Andries was one of the first riot participants to enter the Capitol building itself, venturing inside through a broken window less than five minutes after it was first shattered. His sentence followed him pleading guilty to a felony offense of obstruction of an official proceeding, which prosecutors have repeatedly used in Capitol riot cases. According to information previously reported in Law&Crime, the defendant’s plea agreement outlined a potential sentence of 15 to 21 months, although the federal judges handling the sentencing of Capitol rioters are largely unbound by something like a prosecutor’s recommendation and can decide upon sentences mostly on their own. The judge who sentenced Andries was Rudolph Contreras, who was originally nominated to the federal judiciary by Barack Obama.

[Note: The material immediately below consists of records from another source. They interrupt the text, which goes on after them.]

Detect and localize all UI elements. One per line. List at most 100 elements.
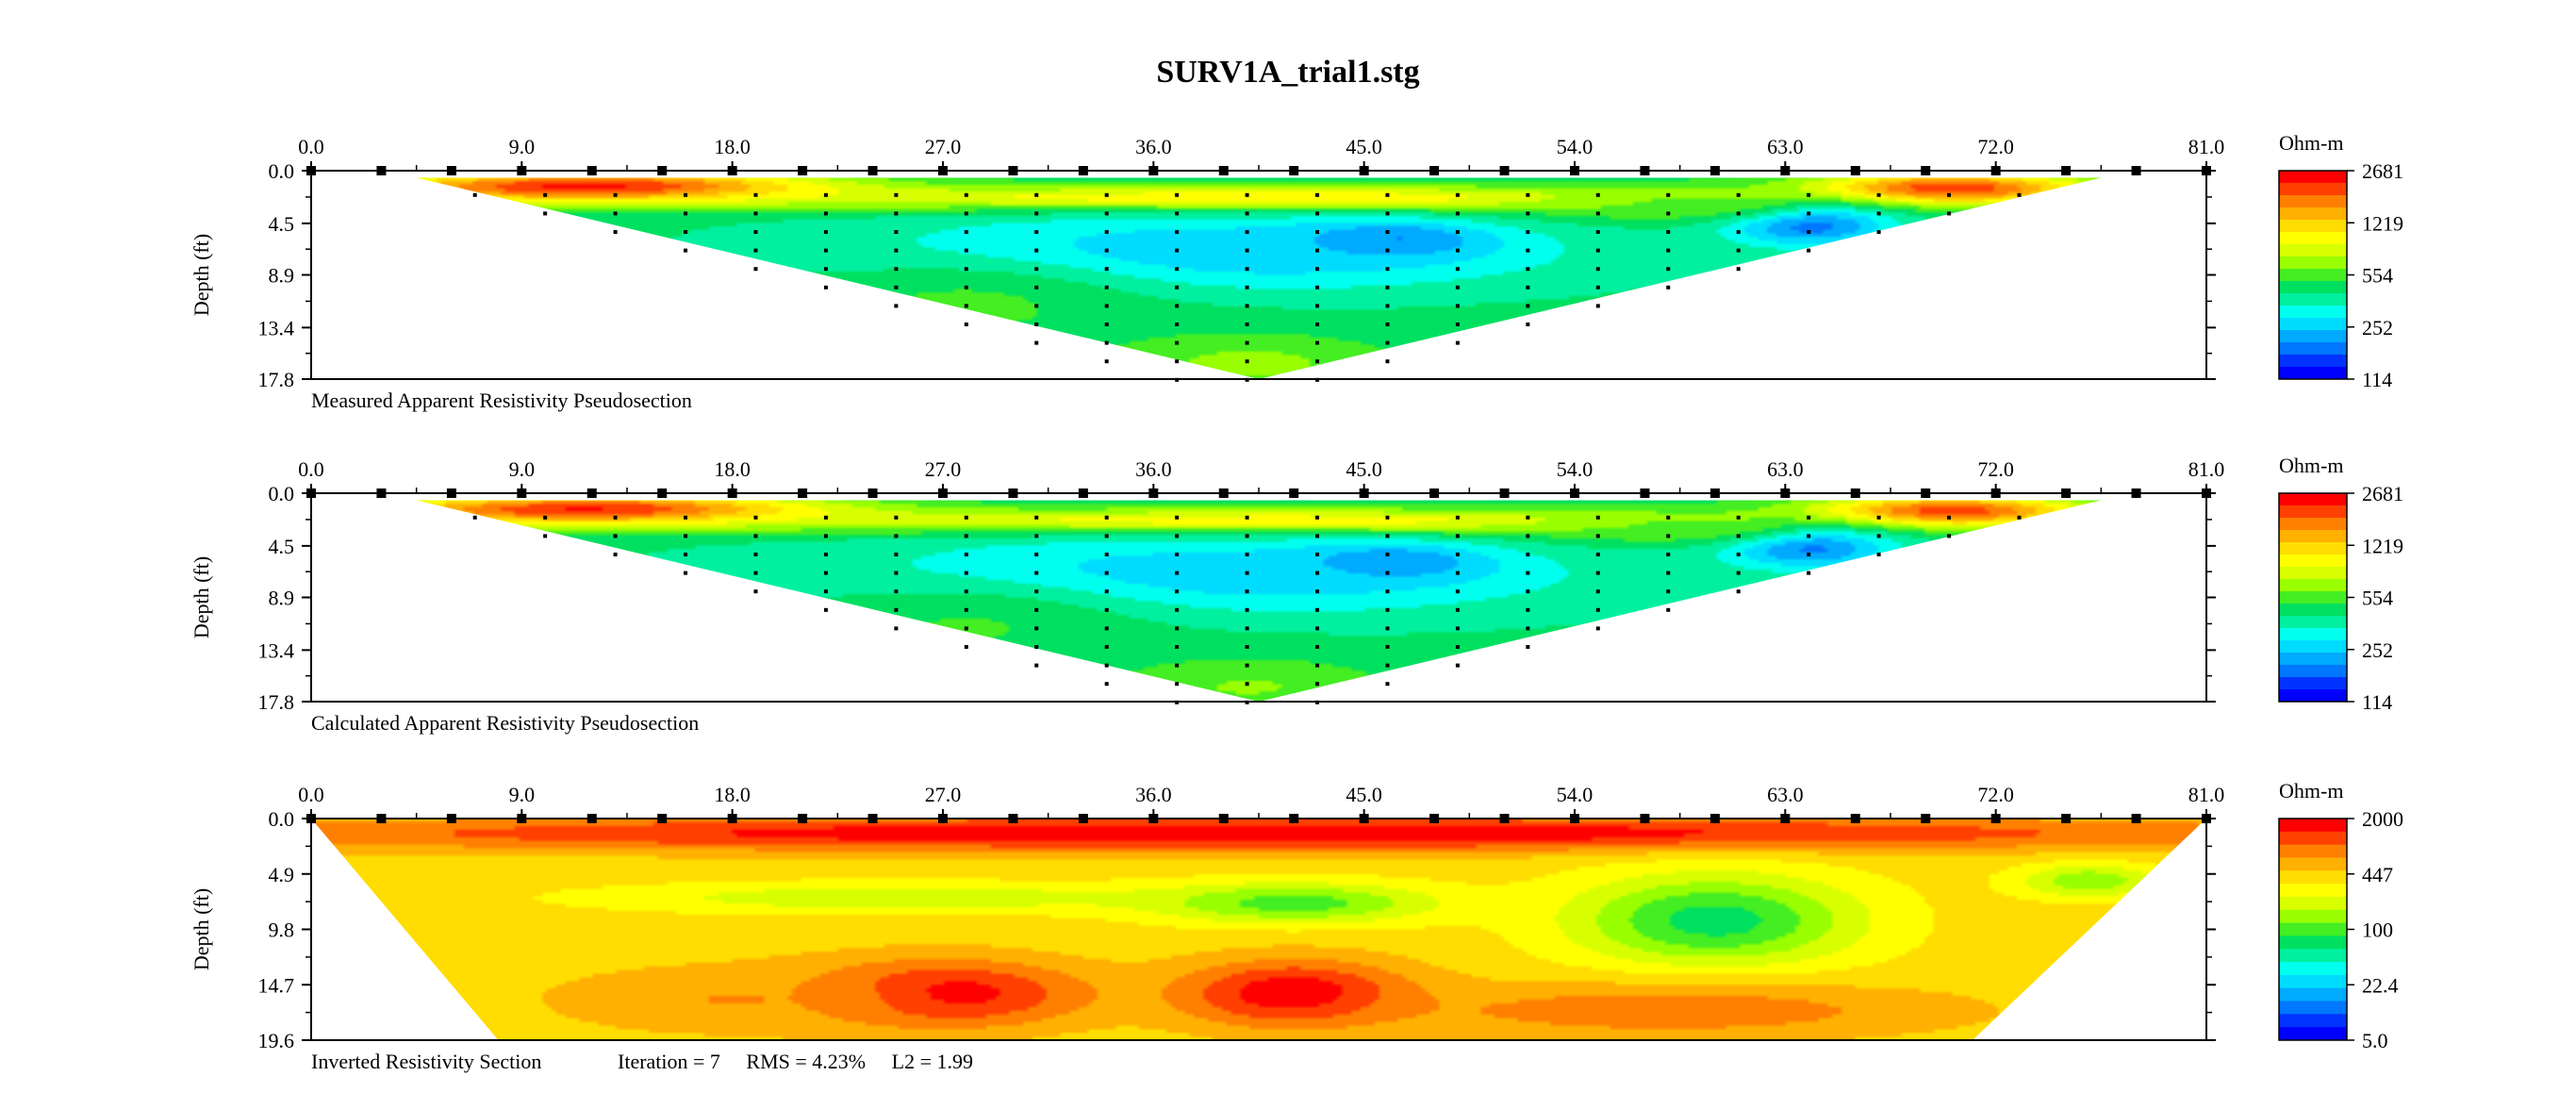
datapoint [1245,607,1249,612]
electrode-marker [1218,488,1229,498]
datapoint [1245,534,1249,538]
electrode-marker [586,814,597,823]
electrode-marker [1359,814,1369,823]
datapoint [1385,304,1390,308]
datapoint [1385,626,1390,631]
datapoint [1736,515,1741,520]
electrode-marker [1289,488,1299,498]
legend-swatch [2279,505,2347,519]
datapoint [1385,285,1390,290]
datapoint [1315,645,1320,650]
datapoint [894,211,899,216]
datapoint [1034,553,1039,557]
datapoint [823,553,828,557]
datapoint [1666,553,1671,557]
electrode-marker [446,166,456,175]
legend-swatch [2279,922,2347,936]
datapoint [1175,359,1180,364]
datapoint [1245,285,1249,290]
legend-swatch [2279,665,2347,678]
datapoint [823,534,828,538]
x-tick-label: 27.0 [925,783,962,806]
datapoint [964,192,968,197]
legend-swatch [2279,281,2347,294]
x-tick-label: 18.0 [714,135,751,158]
datapoint [1947,192,1952,197]
legend-swatch [2279,909,2347,924]
datapoint [1175,515,1180,520]
datapoint [894,230,899,235]
datapoint [964,267,968,272]
datapoint [613,534,618,538]
datapoint [1175,663,1180,668]
datapoint [1104,515,1109,520]
color-legend: Ohm-m 2681 1219 554 252 114 [2278,131,2403,391]
electrode-marker [867,814,878,823]
datapoint [1385,534,1390,538]
datapoint [684,553,688,557]
electrode-marker [1218,814,1229,823]
y-tick-label: 0.0 [269,159,295,183]
datapoint [684,534,688,538]
electrode-marker [1709,488,1720,498]
datapoint [1245,340,1249,345]
electrode-marker [517,166,527,175]
legend-swatch [2279,220,2347,233]
legend-swatch [2279,870,2347,885]
electrode-marker [1218,166,1229,175]
x-tick-label: 63.0 [1767,457,1804,481]
datapoint [894,534,899,538]
datapoint [1175,323,1180,327]
datapoint [1455,230,1460,235]
datapoint [823,230,828,235]
datapoint [1455,515,1460,520]
legend-swatch [2279,1014,2347,1028]
electrode-marker [517,814,527,823]
y-tick-label: 13.4 [258,638,295,662]
datapoint [1315,663,1320,668]
datapoint [1666,515,1671,520]
datapoint [1245,192,1249,197]
legend-swatch [2279,318,2347,331]
datapoint [1595,589,1600,594]
x-tick-label: 81.0 [2188,135,2225,158]
datapoint [823,192,828,197]
datapoint [1385,589,1390,594]
datapoint [1736,267,1741,272]
datapoint [1526,553,1530,557]
datapoint [823,285,828,290]
datapoint [1104,304,1109,308]
y-axis-label: Depth (ft) [190,556,213,638]
x-tick-label: 45.0 [1346,783,1382,806]
legend-swatch [2279,819,2347,833]
section-field [416,500,2102,702]
section-field [416,177,2102,379]
y-tick-label: 14.7 [258,973,295,997]
datapoint [1666,267,1671,272]
legend-swatch [2279,935,2347,950]
datapoint [1595,211,1600,216]
datapoint [1595,607,1600,612]
datapoint [1736,248,1741,253]
datapoint [1666,571,1671,575]
datapoint [1526,589,1530,594]
legend-swatch [2279,896,2347,911]
datapoint [1736,589,1741,594]
x-tick-label: 0.0 [298,783,324,806]
electrode-marker [1078,488,1088,498]
electrode-marker [1850,488,1860,498]
electrode-marker [376,488,387,498]
electrode-marker [1990,814,2001,823]
electrode-marker [1990,166,2001,175]
datapoint [753,589,758,594]
electrode-marker [1709,166,1720,175]
datapoint [613,515,618,520]
y-tick-label: 9.8 [269,919,295,942]
legend-swatch [2279,653,2347,666]
datapoint [1526,267,1530,272]
y-tick-label: 13.4 [258,316,295,339]
legend-swatch [2279,171,2347,184]
datapoint [1526,571,1530,575]
legend-swatch [2279,567,2347,580]
legend-swatch [2279,831,2347,846]
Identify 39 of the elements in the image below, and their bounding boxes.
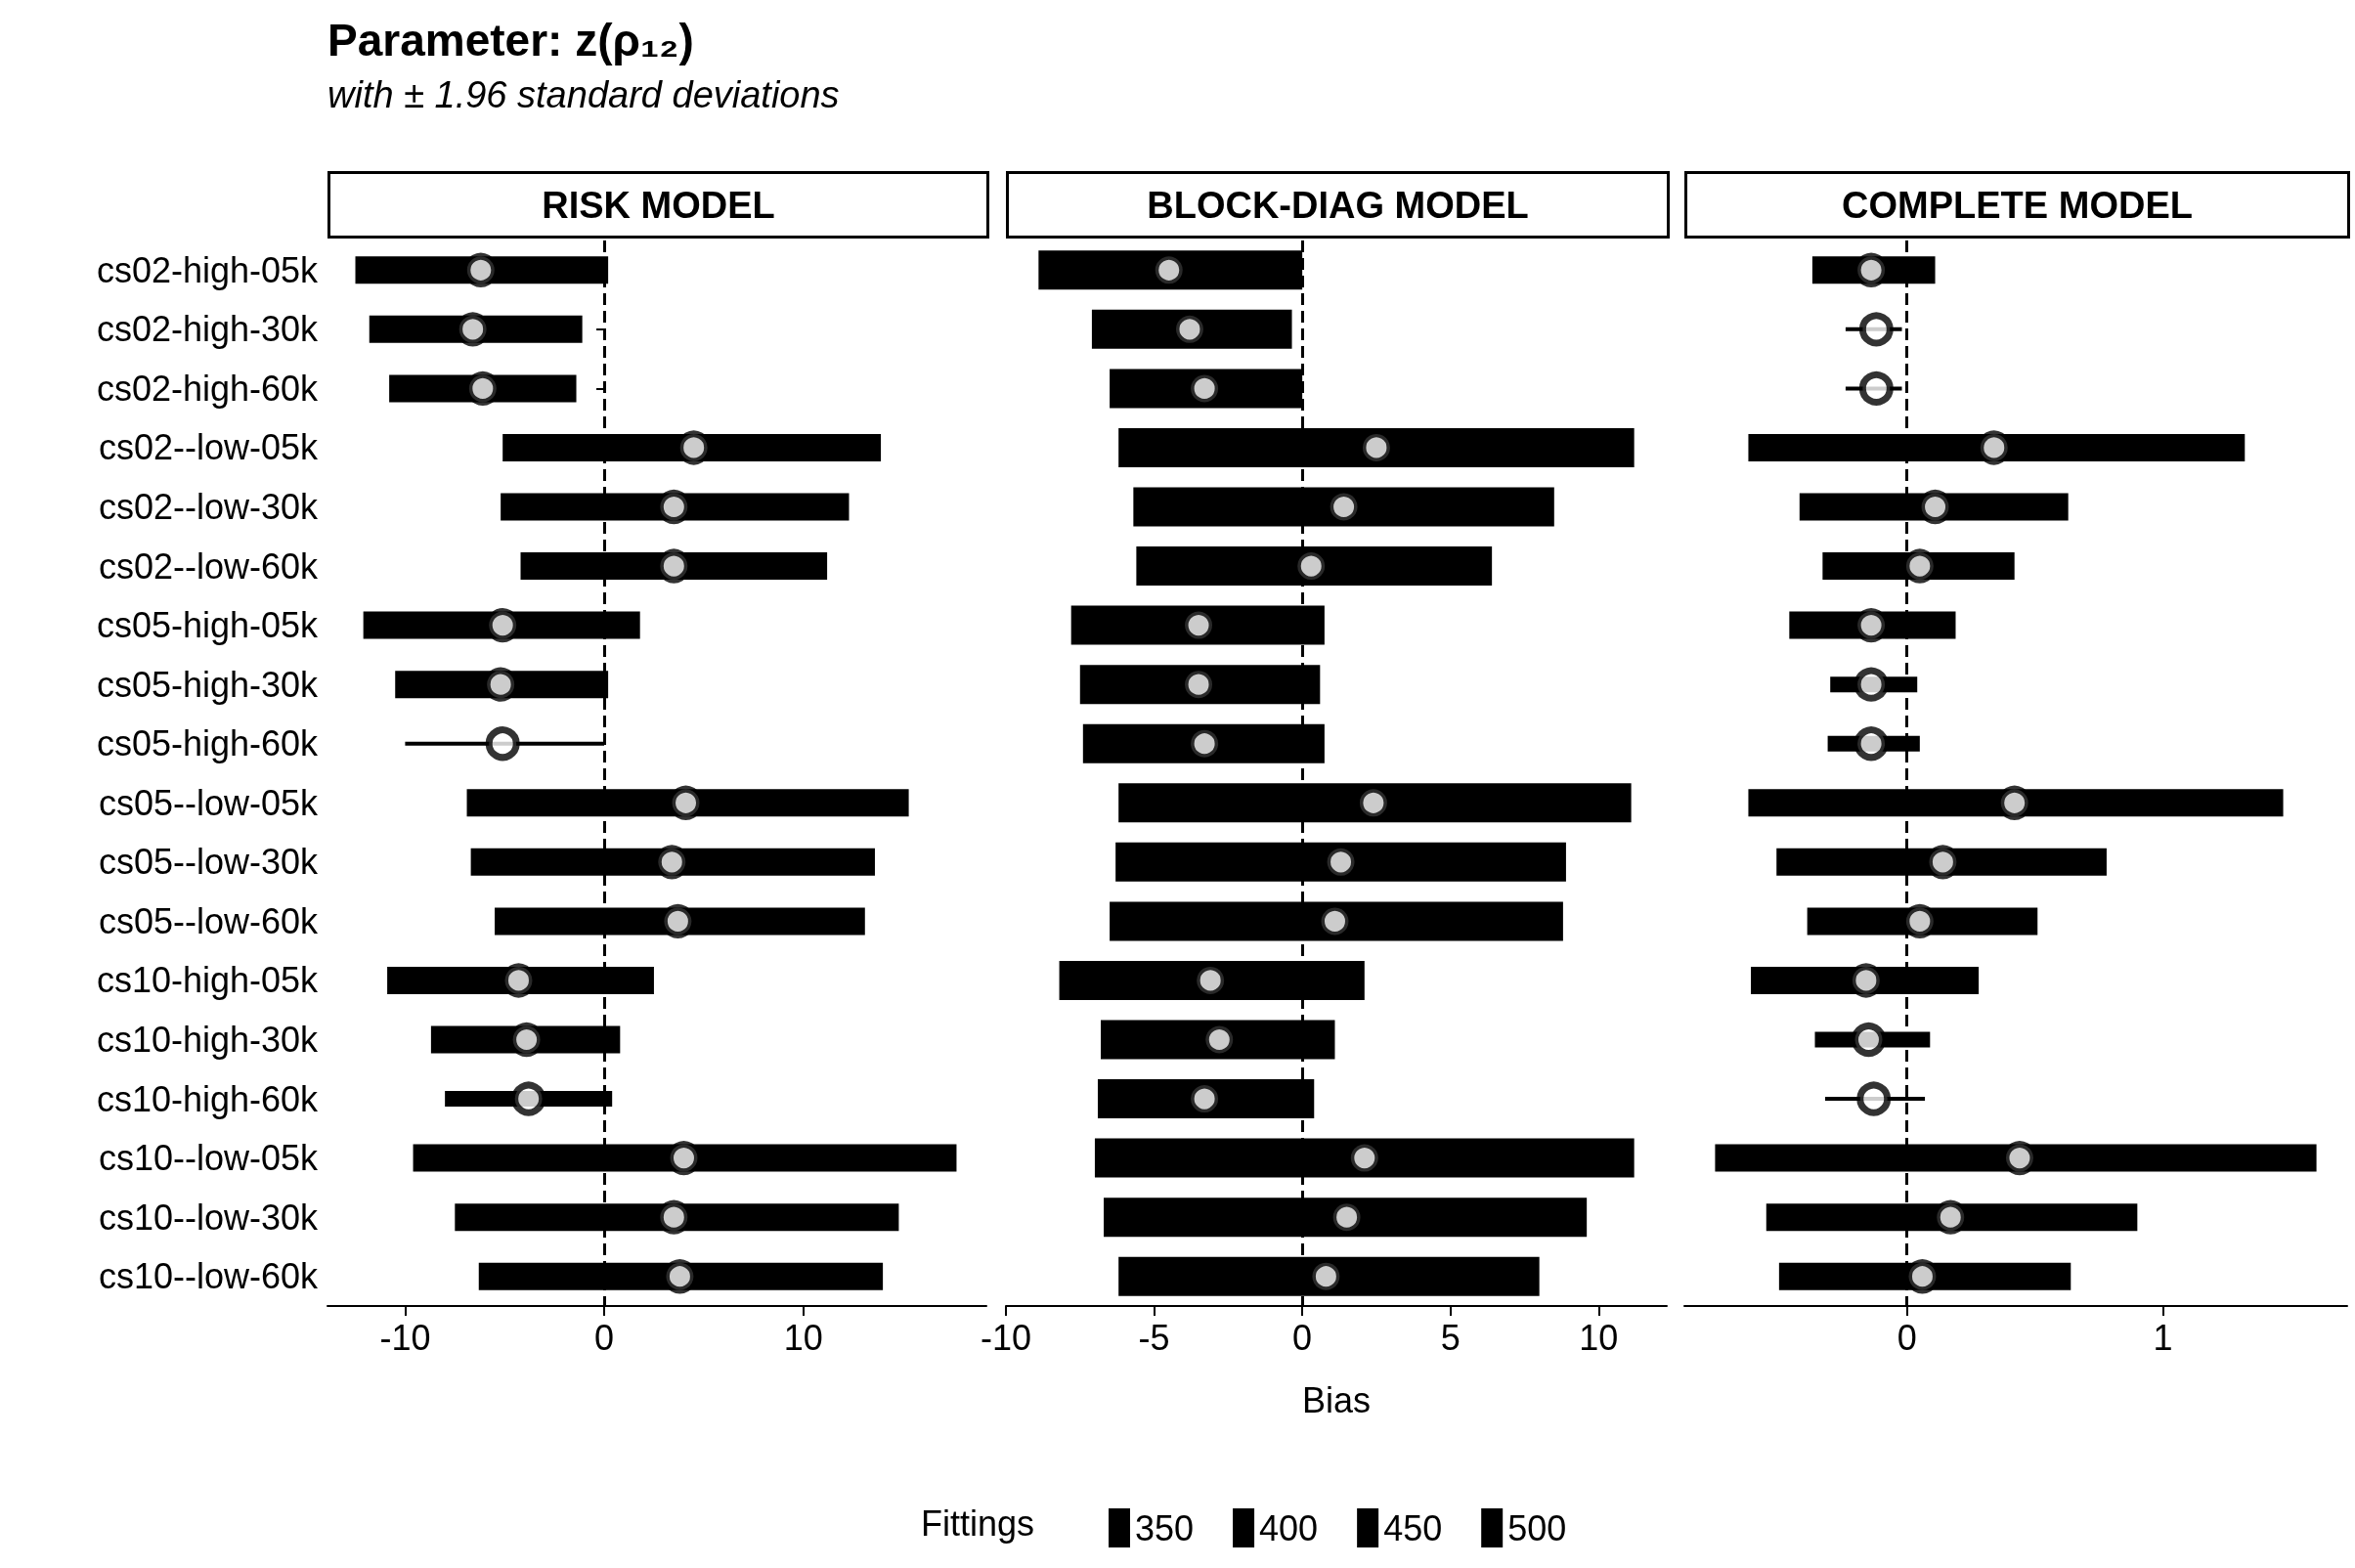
chart-title: Parameter: z(ρ₁₂) — [327, 14, 695, 66]
y-tick-label: cs05-high-05k — [96, 605, 319, 646]
x-tick-label: -10 — [379, 1317, 431, 1358]
y-tick-label: cs02--low-30k — [98, 487, 319, 527]
text: COMPLETE MODEL — [1842, 184, 2193, 226]
x-tick-label: -5 — [1138, 1317, 1170, 1358]
legend-label: 500 — [1507, 1507, 1567, 1548]
legend-label: 350 — [1135, 1507, 1195, 1548]
legend-label: 400 — [1259, 1507, 1319, 1548]
y-tick-label: cs02--low-05k — [98, 427, 319, 468]
x-tick-label: 1 — [2153, 1317, 2173, 1358]
legend-label: 450 — [1383, 1507, 1443, 1548]
x-axis-title: Bias — [1301, 1379, 1372, 1420]
x-tick-label: 10 — [783, 1317, 823, 1358]
y-tick-label: cs10--low-05k — [98, 1138, 319, 1179]
text: RISK MODEL — [542, 184, 775, 226]
y-tick-label: cs05--low-30k — [98, 842, 319, 883]
y-tick-label: cs02-high-60k — [96, 368, 319, 409]
y-tick-label: cs10-high-60k — [96, 1078, 319, 1119]
legend-title: Fittings — [921, 1503, 1035, 1544]
y-tick-label: cs05-high-30k — [96, 664, 319, 705]
x-tick-label: 0 — [594, 1317, 615, 1358]
y-tick-label: cs10--low-30k — [98, 1197, 319, 1238]
y-tick-label: cs02-high-30k — [96, 309, 319, 350]
y-tick-label: cs10--low-60k — [98, 1256, 319, 1297]
y-tick-label: cs10-high-05k — [96, 960, 319, 1001]
y-tick-label: cs10-high-30k — [96, 1020, 319, 1060]
x-tick-label: -10 — [980, 1317, 1032, 1358]
y-tick-label: cs05--low-60k — [98, 900, 319, 941]
text: BLOCK-DIAG MODEL — [1147, 184, 1529, 226]
x-tick-label: 10 — [1579, 1317, 1619, 1358]
y-tick-label: cs05--low-05k — [98, 782, 319, 823]
chart-subtitle: with ± 1.96 standard deviations — [327, 74, 840, 116]
x-tick-label: 0 — [1292, 1317, 1313, 1358]
x-tick-label: 5 — [1440, 1317, 1461, 1358]
y-tick-label: cs02-high-05k — [96, 249, 319, 290]
x-tick-label: 0 — [1897, 1317, 1917, 1358]
y-tick-label: cs05-high-60k — [96, 723, 319, 764]
y-tick-label: cs02--low-60k — [98, 545, 319, 587]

Like others, Andries also filmed himself while at the Capitol, where he lingered for hours. Over two hours after he initially entered the building, Andries — who at that point was outside — “sat on a ledge and refused to move,” the Justice Department says. Police attempting to clear the scene were forced to physically drag him away, as the same release described. Andries had a similar encounter with local police in Maryland much later. In early 2022, he was arrested following a confrontation at a bar in St. Mary’s County, where he pulled a woman’s hair and security staff were trying to get him out. When police later arrived, he reportedly sat down and left officers to pick him up to get to a waiting police vehicle nearby.

The time Andries spent with the Marines squadron whose responsibilities included presidential travel by helicopter included portions of the presidencies of both George W. Bush and Barack Obama. Service in that group demands what reports have described as multiple security clearances, although it’s unclear that Andries would still hold such a status over 10 years later. The Washington Post reported that the responsibilities Andries held at the time included aircraft maintenance. Overall, dozens of veterans have been criminally charged for participating in the Trump-incited Capitol attack. New arrests of riot participants are also continuing. A Missouri man charged in the attack was picked up January 13 of this year, according to the U.S. Attorney’s Office in D.C. That individual, 26-year-old Kyler Joseph Bard, was charged with assaulting police, alongside other criminal offenses.